Fed Easing Liquidity in Funding Markets

Tuesday March 11, 10:36 am ET
By Jeannine Aversa, AP Economics Writer
Fed Announces Further Steps to Ease Credit Crunch

WASHINGTON (AP) -- The Federal Reserve on Tuesday ramped up efforts to provide more relief to squeezed financial institutions, a coordinated action with other central banks aimed at easing a global credit crises that threatens to push the U.S. economy into its first recession since 2001.

The Fed said it will make up to $200 billion in Treasury securities available to big Wall Street investment houses and banks. The new action is designed to ensure that there is an ample supply of Treasury securities. With strains in financial markets, demand has grown for Treasury securities, considered the safest investment in the world because they are backed by the U.S. government.

On Wall Street, the Fed's action propelled stocks upward. The Dow Jones industrials jumped more than 250 points in morning trading.

The move comes as banks and other financial institutions face cash crunches.

"Pressures in some of these markets have recently increased again," the Fed said in a statement. "We all continue to work together and will take appropriate steps to address those liquidity pressures." The other banks involved are the Bank of Canada, the Bank of England, the European Central Bank and the Swiss National Bank.
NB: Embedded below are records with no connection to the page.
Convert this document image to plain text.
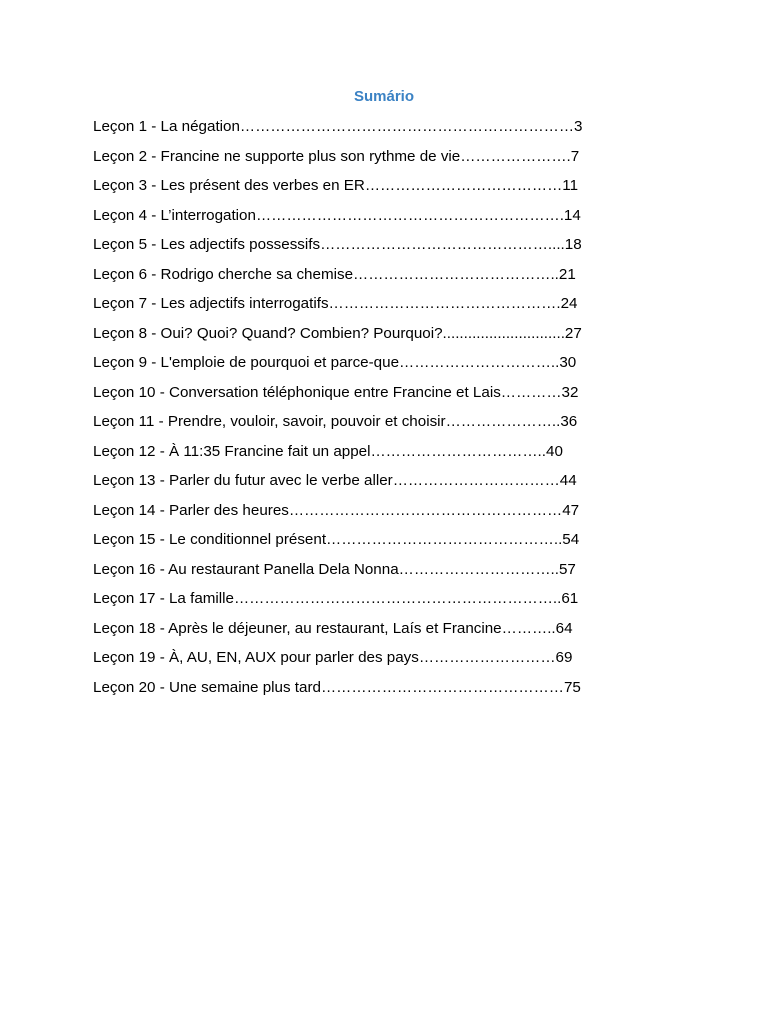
Sumário
Leçon 1 - La négation…………………………………………………………3
Leçon 2 - Francine ne supporte plus son rythme de vie………………….7
Leçon 3 - Les présent des verbes en ER…………………………………11
Leçon 4 - L’interrogation…………………………………………………….14
Leçon 5 - Les adjectifs possessifs………………………………………....18
Leçon 6 - Rodrigo cherche sa chemise…………………………………..21
Leçon 7 - Les adjectifs interrogatifs……………………………………….24
Leçon 8 - Oui? Quoi? Quand? Combien? Pourquoi?.............................27
Leçon 9 - L'emploie de pourquoi et parce-que…………………………..30
Leçon 10 - Conversation téléphonique entre Francine et Lais…………32
Leçon 11 - Prendre, vouloir, savoir, pouvoir et choisir…………………..36
Leçon 12 - À 11:35 Francine fait un appel……………………………..40
Leçon 13 - Parler du futur avec le verbe aller……………………………44
Leçon 14 - Parler des heures………………………………………………47
Leçon 15 - Le conditionnel présent………………………………………..54
Leçon 16 - Au restaurant Panella Dela Nonna…………………………..57
Leçon 17 - La famille………………………………………………………..61
Leçon 18 - Après le déjeuner, au restaurant, Laís et Francine………..64
Leçon 19 - À, AU, EN, AUX pour parler des pays………………………69
Leçon 20 - Une semaine plus tard…………………………………………75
The Fed announced the creation of a new tool, called the Term Securities Lending Facility (TSLF), geared to provide primary dealers -- big Wall Street investment firms and banks that trade directly with the Fed -- with 28-day loans of Treasury securities, rather than overnight loans. They would pledge other securities -- including federal agency residential-mortgage-backed securities, such as those of mortgage giants Fannnie Mae and Freddie Mac -- as collateral for the loans of Treasury securities.

"This will not turn the economy around or fix all the problems in the markets but it should reduce the liquidity issue, at least for now," said Ian Shepherdson, chief economist at High Frequency Economics. The odds of a deep, three-quarters of a percentage point cut in the Fed's key interest rate next Tuesday have dropped sharply as the Fed's new relief seemed to calm market turmoil, he said.

The loans would be made available through an auction process. Auctions will be held on a weekly basis, beginning on March 27.

The new lending initiative "is intended to promote liquidity in the financing markets for Treasury and other collateral and thus to foster the functioning of financial markets more generally," the Fed said.

The Fed since December has been making short-term loans of cash available to banks through a new auction facility. With the latest bank auction results announced Tuesday, the Fed has now made $210 billion available to squeezed banks in hopes it will help them to continue lending to individuals and companies. There were 82 bidders for the latest slice of $50 billion in short-term loans. The interest rate was 2.800 percent, the lowest rate for any of the seven auctions of this kind conducted so far.

Separately, the Fed also on Tuesday said it has authorized increases in existing programs called "swap lines" with the European Central Bank and the Swiss National Bank

"These arrangements will now provide dollars in amounts of up to $30 billion and $6 billion to the ECB and the SNB respectively," the Fed said, extending the term of these swap lines through Sept. 30.

Last week, the Fed announced that it would increase the amount of loans it plans to make available to banks this month to $100 billion. At the same time, it said it would make another $100 billion available to a broad range of financial players through a series of separate transactions.

The Fed has been working to pump billions of dollars into the banking system to aid an economy rocked by the subprime mortgage crisis and the severe tightening of credit.

A meltdown in the housing and credit markets has made banks and other financial institutions reluctant to lend to each other, causing a cash crunch. Financial companies wracked up multibillion-dollar losses as investments in mortgage-backed securities soured with the housing market's bust. Problems first started in the market for subprime mortgages-- those made to people with blemished credit histories. However, troubles have spread to other areas.